I hear about good stories all the time from my wife. Her horse training efforts produce immediate effects, some of which are very powerful and moving for her clients. I hear about great things my brother does in medicine. Certainly I also get many very kind words from plenty of you about the help SQLServerCentral provides. But I haven't had a lot of stories as a developer or DBA. Many of substantial upgrades or improvements I've made to applications were tempered with complaints about us "changing something." At times, it's felt like a no win situation.

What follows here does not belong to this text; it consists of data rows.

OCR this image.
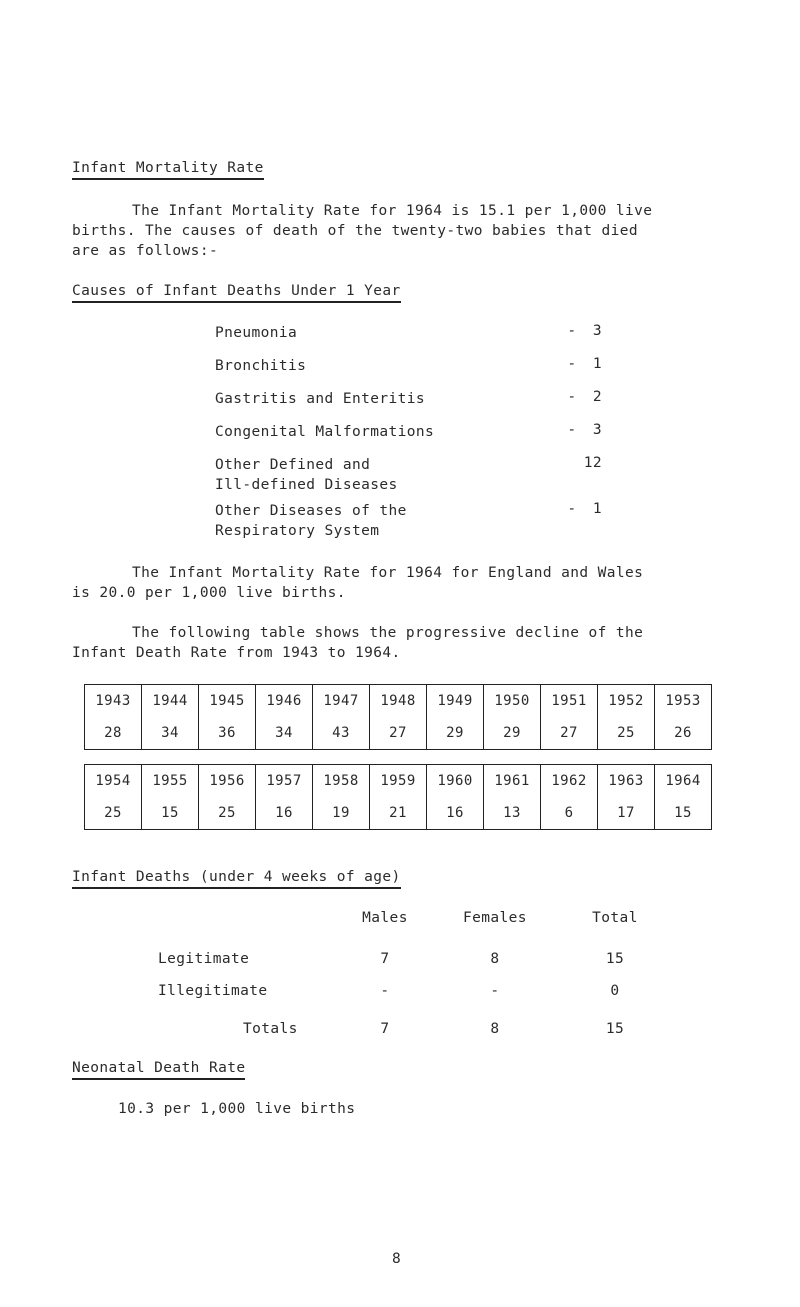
Infant Mortality Rate
The Infant Mortality Rate for 1964 is 15.1 per 1,000 live
births. The causes of death of the twenty-two babies that died
are as follows:-
Causes of Infant Deaths Under 1 Year
Pneumonia	-	3
Bronchitis	-	1
Gastritis and Enteritis	-	2
Congenital Malformations	-	3
Other Defined and
Ill-defined Diseases
12
Other Diseases of the
Respiratory System
-	1
The Infant Mortality Rate for 1964 for England and Wales
is 20.0 per 1,000 live births.
The following table shows the progressive decline of the
Infant Death Rate from 1943 to 1964.
1943	1944	1945	1946	1947	1948	1949	1950	1951	1952	1953
28	34	36	34	43	27	29	29	27	25	26
1954	1955	1956	1957	1958	1959	1960	1961	1962	1963	1964
25	15	25	16	19	21	16	13	6	17	15
Infant Deaths (under 4 weeks of age)
Males	Females	Total
Legitimate	7	8	15
Illegitimate	-	-	0
Totals	7	8	15
Neonatal Death Rate
10.3 per 1,000 live births
8
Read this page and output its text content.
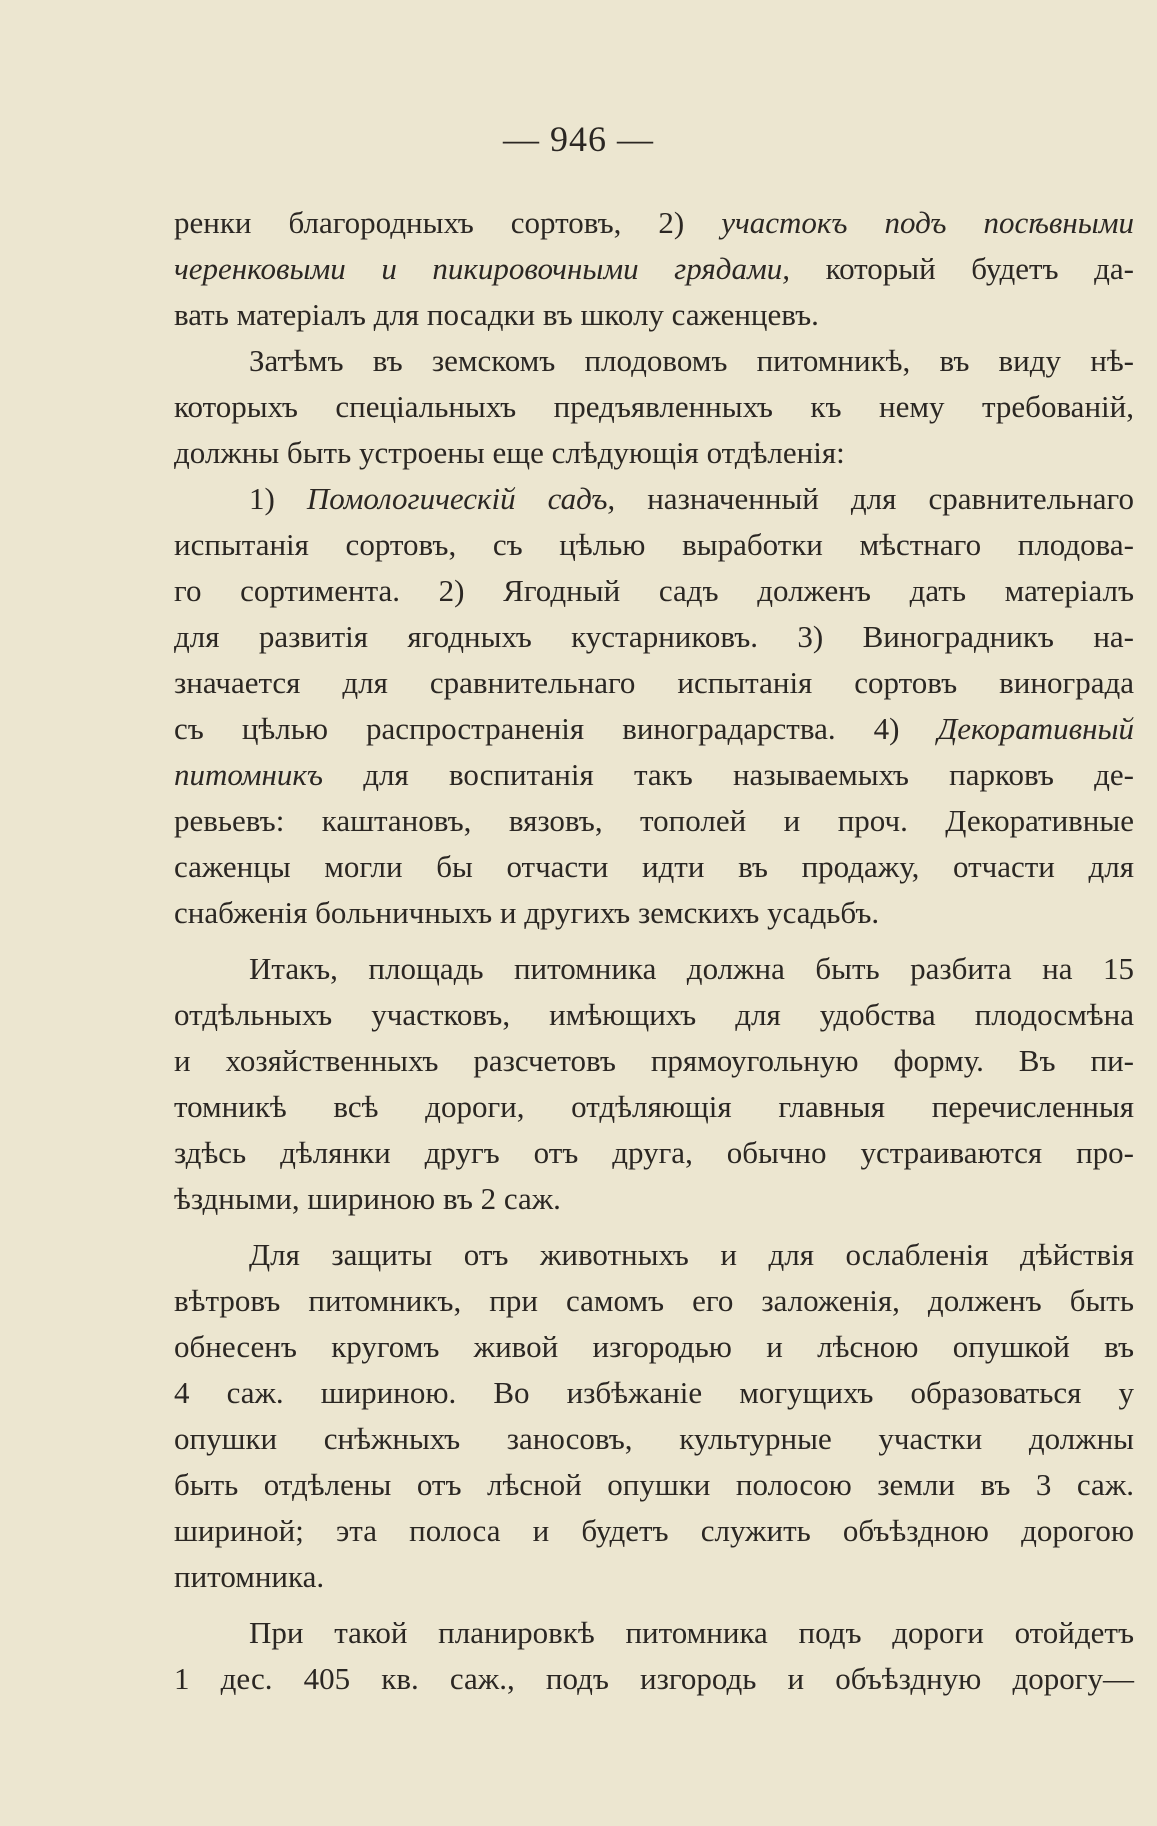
— 946 —
ренки благородныхъ сортовъ, 2) участокъ подъ посѣвными
черенковыми и пикировочными грядами, который будетъ да-
вать матеріалъ для посадки въ школу саженцевъ.
Затѣмъ въ земскомъ плодовомъ питомникѣ, въ виду нѣ-
которыхъ спеціальныхъ предъявленныхъ къ нему требованій,
должны быть устроены еще слѣдующія отдѣленія:
1) Помологическій садъ, назначенный для сравнительнаго
испытанія сортовъ, съ цѣлью выработки мѣстнаго плодова-
го сортимента. 2) Ягодный садъ долженъ дать матеріалъ
для развитія ягодныхъ кустарниковъ. 3) Виноградникъ на-
значается для сравнительнаго испытанія сортовъ винограда
съ цѣлью распространенія виноградарства. 4) Декоративный
питомникъ для воспитанія такъ называемыхъ парковъ де-
ревьевъ: каштановъ, вязовъ, тополей и проч. Декоративные
саженцы могли бы отчасти идти въ продажу, отчасти для
снабженія больничныхъ и другихъ земскихъ усадьбъ.
Итакъ, площадь питомника должна быть разбита на 15
отдѣльныхъ участковъ, имѣющихъ для удобства плодосмѣна
и хозяйственныхъ разсчетовъ прямоугольную форму. Въ пи-
томникѣ всѣ дороги, отдѣляющія главныя перечисленныя
здѣсь дѣлянки другъ отъ друга, обычно устраиваются про-
ѣздными, шириною въ 2 саж.
Для защиты отъ животныхъ и для ослабленія дѣйствія
вѣтровъ питомникъ, при самомъ его заложенія, долженъ быть
обнесенъ кругомъ живой изгородью и лѣсною опушкой въ
4 саж. шириною. Во избѣжаніе могущихъ образоваться у
опушки снѣжныхъ заносовъ, культурные участки должны
быть отдѣлены отъ лѣсной опушки полосою земли въ 3 саж.
шириной; эта полоса и будетъ служить объѣздною дорогою
питомника.
При такой планировкѣ питомника подъ дороги отойдетъ
1 дес. 405 кв. саж., подъ изгородь и объѣздную дорогу—
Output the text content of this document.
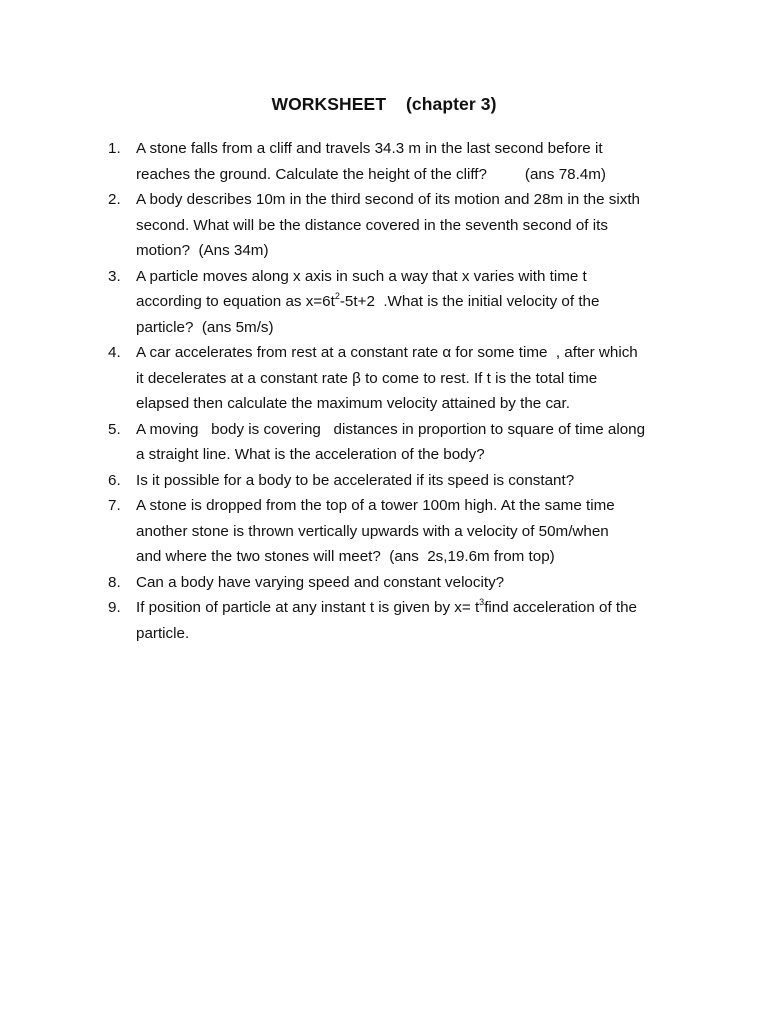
WORKSHEET    (chapter 3)
1.	A stone falls from a cliff and travels 34.3 m in the last second before it
reaches the ground. Calculate the height of the cliff?         (ans 78.4m)
2.	A body describes 10m in the third second of its motion and 28m in the sixth
second. What will be the distance covered in the seventh second of its
motion?  (Ans 34m)
3.	A particle moves along x axis in such a way that x varies with time t
according to equation as $x=6t^2-5t+2$  .What is the initial velocity of the
particle?  (ans 5m/s)
4.	A car accelerates from rest at a constant rate α for some time  , after which
it decelerates at a constant rate β to come to rest. If t is the total time
elapsed then calculate the maximum velocity attained by the car.
5.	A moving   body is covering   distances in proportion to square of time along
a straight line. What is the acceleration of the body?
6.	Is it possible for a body to be accelerated if its speed is constant?
7.	A stone is dropped from the top of a tower 100m high. At the same time
another stone is thrown vertically upwards with a velocity of 50m/when
and where the two stones will meet?  (ans  2s,19.6m from top)
8.	Can a body have varying speed and constant velocity?
9.	If position of particle at any instant t is given by $x= t^3find$ acceleration of the
particle.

Perhaps my best story is from my time with a large sales organization. We had a demo system that provisioned a set of virtual machines to showcase our products. The complexity came from the fact that each demo environment was 6-8 machines, networked together in a VLAN that allowed them to be identical for each salesperson, yet isolated to prevent network issues. This was in 2001, when tools for managing virtual machines were rudimentary, and things like runbooks didn't exist.

I helped our administration team go from an Excel spreadsheet, with incredibly complex (and unreliable) macros to an web application. The application allowed them to easily track which environments were provisioned for which salesman, making the entire process much simpler, and more importantly, a multi-user system any administrator could access to provision or teardown demo environments. This wasn't a large piece of software, and not widely used, but it made work much easier for a few people that were struggling with the constant and ever changing demands of busy salespeople.

What's your best story? Let us know today.